Like everything else, there are certain red flags which need to be highlighted when it comes to weight loss. Not heard about these red flags? Don't worry, this article will tell you everything. To get your weight right, avoid eating the following things:
- Sugar: Sugar is one of the worst enemies to a good weight loss regime. Most sugars are empty calories with no nutritional value. Keeping a check on your total sugar intake lets you reduce your total calorie count, making space for healthier and nutritionally rich foods. So, avoid adding extra sugar to your coffee and tea. Stay away from soft drinks since they are loaded with sugar. And most importantly, replace sugar with more natural alternatives like honey or jaggery.
- Processed food: Usually all the processed foods contain processed sugar, which is detrimental to your gut and bad for your weight loss. They also make you bloat and cause gastrointestinal problems in the long run. Try to eat more homemade meals in place of packaged foods.
- Excess salt: Your body needs more potassium than sodium to carry out its day to day activities. Processed foods are rich in sodium and they tend to decrease potassium levels. High sodium intake may lead you to many health issues like heart disease, and kidney problems. It also makes you bloated, which just adds to water weight.

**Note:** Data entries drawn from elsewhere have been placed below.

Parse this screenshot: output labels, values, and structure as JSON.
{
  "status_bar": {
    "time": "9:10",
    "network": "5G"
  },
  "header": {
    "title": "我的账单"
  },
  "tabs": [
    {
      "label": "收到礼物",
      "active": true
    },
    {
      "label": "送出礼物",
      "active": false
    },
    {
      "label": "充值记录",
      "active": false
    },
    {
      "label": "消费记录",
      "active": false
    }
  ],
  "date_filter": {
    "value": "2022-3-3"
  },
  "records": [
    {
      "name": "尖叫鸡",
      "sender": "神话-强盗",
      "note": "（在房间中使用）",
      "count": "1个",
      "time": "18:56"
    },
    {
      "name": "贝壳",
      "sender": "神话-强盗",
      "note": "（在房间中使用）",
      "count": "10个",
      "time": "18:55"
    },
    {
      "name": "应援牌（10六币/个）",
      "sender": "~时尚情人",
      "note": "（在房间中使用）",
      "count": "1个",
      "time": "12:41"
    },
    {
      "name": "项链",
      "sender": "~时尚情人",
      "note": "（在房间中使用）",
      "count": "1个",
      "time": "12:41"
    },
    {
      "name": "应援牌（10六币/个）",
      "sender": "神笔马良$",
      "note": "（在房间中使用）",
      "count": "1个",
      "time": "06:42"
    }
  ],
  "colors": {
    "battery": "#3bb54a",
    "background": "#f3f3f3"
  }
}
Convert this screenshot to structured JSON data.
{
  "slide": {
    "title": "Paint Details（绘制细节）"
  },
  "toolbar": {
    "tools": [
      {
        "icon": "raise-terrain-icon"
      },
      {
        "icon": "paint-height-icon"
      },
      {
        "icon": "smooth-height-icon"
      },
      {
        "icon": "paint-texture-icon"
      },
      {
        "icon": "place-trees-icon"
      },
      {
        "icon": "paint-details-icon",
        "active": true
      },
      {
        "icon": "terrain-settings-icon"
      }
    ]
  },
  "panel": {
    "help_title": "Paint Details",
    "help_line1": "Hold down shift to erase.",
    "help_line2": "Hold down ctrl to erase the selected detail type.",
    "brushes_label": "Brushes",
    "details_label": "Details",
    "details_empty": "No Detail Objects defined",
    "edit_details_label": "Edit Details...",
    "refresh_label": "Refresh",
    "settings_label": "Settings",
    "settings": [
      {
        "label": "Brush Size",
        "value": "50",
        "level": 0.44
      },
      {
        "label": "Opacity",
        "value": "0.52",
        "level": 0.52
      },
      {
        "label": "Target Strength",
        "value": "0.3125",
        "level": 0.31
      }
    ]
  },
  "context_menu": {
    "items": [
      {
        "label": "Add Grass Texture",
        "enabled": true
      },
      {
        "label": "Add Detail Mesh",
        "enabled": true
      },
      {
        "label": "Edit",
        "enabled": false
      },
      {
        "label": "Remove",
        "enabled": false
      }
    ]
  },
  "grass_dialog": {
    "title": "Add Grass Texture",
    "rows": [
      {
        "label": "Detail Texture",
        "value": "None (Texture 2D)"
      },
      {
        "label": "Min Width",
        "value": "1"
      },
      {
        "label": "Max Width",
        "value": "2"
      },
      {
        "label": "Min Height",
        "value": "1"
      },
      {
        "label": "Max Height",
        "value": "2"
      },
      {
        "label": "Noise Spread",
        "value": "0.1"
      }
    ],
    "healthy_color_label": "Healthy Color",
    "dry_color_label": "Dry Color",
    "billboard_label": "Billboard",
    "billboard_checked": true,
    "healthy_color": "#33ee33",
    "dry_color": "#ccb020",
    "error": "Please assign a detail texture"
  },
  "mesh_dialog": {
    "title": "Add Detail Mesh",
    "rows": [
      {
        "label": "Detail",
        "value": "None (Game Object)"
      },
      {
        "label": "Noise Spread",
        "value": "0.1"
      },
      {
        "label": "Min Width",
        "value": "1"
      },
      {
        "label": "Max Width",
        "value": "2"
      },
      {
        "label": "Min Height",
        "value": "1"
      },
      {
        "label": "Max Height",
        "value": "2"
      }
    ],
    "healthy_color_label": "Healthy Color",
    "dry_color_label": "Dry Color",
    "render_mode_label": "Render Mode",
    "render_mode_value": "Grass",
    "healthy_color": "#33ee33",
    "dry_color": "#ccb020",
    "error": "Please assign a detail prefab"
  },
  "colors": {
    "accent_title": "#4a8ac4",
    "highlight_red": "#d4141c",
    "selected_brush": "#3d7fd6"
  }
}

- Fats: Cutting down the total fat intake is probably the first thing that comes to mind when one thinks of weight loss. However, it is important to note that fats make up an important part of your body’s metabolic functions. During the lack of this macronutrient, you might be prone to various health conditions like hormonal disturbances. Instead of avoiding fats altogether, remove all saturated fats from your diet. These are a type of dietary fat that have the most health risks and are usually associated with fat accumulation in body tissues. Avoid cooking oils such as coconut oil and palm oil and opt for oils rich in unsaturated fats like olive oil, sunflower oil and canola oil.
- Emotional eating: How many times did you eat a whole bag of chips due to an emotional breakdown? Emotional eating and negative thinking make it difficult to shed all those kilos no matter how much effort you put into it. Studies indicate that mindful eating and positive self-image is conducive to weight loss in emotional eaters. So, the next time you go through an emotional whirlwind, try to snack over fruits instead. Reward yourself with other activities like nature walks, learn something new every day such as swimming, dancing, yoga. This will not only relieve stress but also improve your health and well being.
- Alcohol: You may think that alcoholic drinks don't have any calories. But it's not true. Depending on the type and amount of alcohol you may pile up anywhere between 300 to 500 calories every time you go out for a drink. If you're on a weight loss journey, even such amounts should be avoided to achieve realistic results.